The move was announced with a one-sentence filing to the D.C. District Court that gave no reason for the departure.
Brandon L. Van Grack, a career prosecutor with the department, has been on the case since Flynn entered into a plea agreement in 2017 over charges that he lied to the FBI about his contacts with the Russian ambassador to the U.S. in the months before Trump took office.
Flynn has since withdrawn from the plea agreement and is now fighting the charges.
It’s unclear why Van Grack withdrew from the case. A spokeswoman for the Justice Department did not immediately respond when asked for comment.
Earlier this year, Justice Department lawyers prosecuting Roger Stone, the longtime right-wing operative and Trump confidant, withdrew from that case after their recommendation that Stone be sentenced to up to nine years in prison was overruled by the department in favor of a more lenient sentence.

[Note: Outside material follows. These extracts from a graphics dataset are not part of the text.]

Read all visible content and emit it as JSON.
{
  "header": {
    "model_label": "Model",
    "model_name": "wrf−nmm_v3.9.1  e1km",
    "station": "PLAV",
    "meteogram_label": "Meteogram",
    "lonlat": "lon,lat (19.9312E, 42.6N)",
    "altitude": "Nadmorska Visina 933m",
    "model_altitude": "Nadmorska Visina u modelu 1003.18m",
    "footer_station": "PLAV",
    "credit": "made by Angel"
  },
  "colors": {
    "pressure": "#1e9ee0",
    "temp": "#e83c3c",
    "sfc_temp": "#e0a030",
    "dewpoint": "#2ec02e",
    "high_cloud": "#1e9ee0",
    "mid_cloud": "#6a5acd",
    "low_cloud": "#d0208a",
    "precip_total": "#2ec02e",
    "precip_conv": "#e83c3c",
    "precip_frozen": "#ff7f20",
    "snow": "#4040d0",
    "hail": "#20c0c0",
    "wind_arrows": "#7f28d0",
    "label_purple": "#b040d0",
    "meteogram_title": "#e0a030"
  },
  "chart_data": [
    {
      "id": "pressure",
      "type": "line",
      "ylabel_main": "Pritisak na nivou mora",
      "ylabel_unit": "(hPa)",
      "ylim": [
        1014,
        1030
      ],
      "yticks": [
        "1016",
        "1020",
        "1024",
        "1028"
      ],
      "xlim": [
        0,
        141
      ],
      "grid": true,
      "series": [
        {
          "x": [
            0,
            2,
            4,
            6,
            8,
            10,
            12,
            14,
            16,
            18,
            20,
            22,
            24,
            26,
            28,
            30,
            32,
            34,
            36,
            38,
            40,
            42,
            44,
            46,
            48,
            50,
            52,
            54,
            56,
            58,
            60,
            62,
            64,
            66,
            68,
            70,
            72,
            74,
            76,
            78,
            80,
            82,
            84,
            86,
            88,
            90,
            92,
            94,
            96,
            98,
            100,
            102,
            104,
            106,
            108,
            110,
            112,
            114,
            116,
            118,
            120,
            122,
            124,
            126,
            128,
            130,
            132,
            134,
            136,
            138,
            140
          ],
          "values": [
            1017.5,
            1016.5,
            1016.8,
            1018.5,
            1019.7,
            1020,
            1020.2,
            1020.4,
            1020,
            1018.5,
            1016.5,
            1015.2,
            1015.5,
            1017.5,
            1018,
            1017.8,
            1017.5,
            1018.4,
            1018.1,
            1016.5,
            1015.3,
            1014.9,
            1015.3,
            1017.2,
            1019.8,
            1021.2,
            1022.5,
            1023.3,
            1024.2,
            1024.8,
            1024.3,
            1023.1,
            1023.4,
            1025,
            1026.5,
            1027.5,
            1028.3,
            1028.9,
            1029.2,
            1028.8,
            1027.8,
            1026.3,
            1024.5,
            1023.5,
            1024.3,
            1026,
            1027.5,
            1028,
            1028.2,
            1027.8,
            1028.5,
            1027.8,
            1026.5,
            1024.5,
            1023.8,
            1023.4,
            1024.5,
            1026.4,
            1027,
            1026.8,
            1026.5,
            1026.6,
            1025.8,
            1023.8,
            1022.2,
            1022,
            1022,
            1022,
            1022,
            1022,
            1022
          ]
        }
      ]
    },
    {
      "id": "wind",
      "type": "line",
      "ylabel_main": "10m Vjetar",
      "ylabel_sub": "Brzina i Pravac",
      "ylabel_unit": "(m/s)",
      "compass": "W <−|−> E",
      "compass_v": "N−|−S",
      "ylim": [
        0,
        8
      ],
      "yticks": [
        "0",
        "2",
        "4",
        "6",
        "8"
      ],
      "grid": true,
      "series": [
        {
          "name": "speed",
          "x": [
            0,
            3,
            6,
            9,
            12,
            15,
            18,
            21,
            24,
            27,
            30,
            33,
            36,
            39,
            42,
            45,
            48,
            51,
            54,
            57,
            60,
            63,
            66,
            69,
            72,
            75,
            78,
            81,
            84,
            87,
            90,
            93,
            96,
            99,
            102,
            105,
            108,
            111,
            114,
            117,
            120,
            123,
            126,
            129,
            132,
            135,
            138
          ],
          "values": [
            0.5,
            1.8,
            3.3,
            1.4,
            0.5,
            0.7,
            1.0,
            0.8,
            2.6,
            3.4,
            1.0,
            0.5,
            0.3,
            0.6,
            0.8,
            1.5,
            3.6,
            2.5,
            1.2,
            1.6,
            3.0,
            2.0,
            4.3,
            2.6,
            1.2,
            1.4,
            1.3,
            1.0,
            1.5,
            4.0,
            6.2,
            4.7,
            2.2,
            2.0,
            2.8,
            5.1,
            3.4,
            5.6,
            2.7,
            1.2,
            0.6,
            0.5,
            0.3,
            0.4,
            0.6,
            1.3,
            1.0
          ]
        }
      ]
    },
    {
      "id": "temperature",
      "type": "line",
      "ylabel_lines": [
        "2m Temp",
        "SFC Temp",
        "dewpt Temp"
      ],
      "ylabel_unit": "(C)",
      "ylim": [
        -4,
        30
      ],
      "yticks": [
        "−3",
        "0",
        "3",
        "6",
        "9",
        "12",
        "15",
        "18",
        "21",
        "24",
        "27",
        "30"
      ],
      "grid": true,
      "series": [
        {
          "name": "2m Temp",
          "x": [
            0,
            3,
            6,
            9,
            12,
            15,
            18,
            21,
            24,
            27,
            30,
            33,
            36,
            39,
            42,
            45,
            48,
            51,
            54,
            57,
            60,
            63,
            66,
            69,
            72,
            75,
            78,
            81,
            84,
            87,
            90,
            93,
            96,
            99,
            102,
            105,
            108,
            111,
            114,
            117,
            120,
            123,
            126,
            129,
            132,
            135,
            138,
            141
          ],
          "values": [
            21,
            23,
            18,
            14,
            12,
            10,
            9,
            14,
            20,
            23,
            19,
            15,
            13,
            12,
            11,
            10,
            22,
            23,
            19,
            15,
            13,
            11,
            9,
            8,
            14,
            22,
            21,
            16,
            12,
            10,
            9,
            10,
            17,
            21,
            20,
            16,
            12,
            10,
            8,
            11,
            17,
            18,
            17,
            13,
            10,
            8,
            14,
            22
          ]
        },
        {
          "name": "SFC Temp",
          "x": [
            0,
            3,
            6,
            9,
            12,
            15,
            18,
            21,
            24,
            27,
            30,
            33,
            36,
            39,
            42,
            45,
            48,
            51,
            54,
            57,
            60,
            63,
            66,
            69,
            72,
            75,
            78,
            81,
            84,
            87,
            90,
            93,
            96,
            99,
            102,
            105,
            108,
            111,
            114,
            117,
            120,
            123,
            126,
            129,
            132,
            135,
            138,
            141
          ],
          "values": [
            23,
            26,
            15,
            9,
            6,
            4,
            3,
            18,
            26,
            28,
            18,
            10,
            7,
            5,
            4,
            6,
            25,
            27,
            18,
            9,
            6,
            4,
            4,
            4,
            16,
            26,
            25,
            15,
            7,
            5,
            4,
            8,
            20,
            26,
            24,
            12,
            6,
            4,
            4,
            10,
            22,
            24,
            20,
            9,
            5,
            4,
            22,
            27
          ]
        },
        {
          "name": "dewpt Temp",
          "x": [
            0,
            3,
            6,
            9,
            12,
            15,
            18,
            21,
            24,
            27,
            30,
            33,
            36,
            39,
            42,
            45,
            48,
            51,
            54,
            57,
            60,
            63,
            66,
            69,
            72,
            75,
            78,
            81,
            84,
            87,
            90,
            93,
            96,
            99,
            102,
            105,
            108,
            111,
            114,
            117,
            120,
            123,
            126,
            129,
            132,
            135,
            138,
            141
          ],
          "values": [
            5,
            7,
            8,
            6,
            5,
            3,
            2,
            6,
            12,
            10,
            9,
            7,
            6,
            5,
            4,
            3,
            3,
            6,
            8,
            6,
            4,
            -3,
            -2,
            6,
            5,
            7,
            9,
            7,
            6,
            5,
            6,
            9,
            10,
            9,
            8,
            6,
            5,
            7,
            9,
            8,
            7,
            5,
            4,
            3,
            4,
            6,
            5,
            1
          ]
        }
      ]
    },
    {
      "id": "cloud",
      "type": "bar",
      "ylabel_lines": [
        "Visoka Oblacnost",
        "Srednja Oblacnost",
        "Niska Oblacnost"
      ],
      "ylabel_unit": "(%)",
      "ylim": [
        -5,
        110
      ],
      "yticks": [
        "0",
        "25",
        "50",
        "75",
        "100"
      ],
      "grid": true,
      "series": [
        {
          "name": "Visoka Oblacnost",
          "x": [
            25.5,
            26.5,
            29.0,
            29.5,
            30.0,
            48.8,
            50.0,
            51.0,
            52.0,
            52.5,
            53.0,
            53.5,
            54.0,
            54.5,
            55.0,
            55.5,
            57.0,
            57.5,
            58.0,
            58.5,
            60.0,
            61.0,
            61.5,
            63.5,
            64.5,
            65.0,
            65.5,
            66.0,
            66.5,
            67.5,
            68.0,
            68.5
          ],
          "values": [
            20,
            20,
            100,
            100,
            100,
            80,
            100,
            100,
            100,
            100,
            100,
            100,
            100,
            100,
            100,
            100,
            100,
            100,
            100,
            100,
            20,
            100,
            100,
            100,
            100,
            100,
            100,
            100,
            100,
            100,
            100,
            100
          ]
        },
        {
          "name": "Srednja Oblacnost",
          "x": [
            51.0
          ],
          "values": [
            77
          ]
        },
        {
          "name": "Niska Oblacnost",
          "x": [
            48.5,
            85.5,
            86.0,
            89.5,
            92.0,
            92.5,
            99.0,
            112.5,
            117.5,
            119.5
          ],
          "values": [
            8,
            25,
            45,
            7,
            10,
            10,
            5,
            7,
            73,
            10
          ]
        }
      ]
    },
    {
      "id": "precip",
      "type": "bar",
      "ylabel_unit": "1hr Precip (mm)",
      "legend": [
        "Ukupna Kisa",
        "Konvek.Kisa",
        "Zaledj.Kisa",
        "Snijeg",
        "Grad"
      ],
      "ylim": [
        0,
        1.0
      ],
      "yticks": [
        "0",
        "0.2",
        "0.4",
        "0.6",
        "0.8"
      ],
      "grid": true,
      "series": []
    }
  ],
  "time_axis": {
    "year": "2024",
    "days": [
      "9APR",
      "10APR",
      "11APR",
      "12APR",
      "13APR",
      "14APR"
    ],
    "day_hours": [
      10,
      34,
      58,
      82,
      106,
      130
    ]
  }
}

Those withdrawals came as Trump was publicly weighing in on Stone’s behalf. Trump has claimed that a key juror had been biased against Stone and prejudiced the verdict that found him guilty on seven counts of lying to Congress and witness tampering.
Trump has also been publicly attacking the case against Flynn. Lawyers for the former three-star Army general say that newly-uncovered documents showing FBI investigators debating in 2017 whether to warn Flynn of the possibility of prosecution prove that investigators sought to entrap him.
A federal judge had rejected a similar argument in December, before the new documents were released.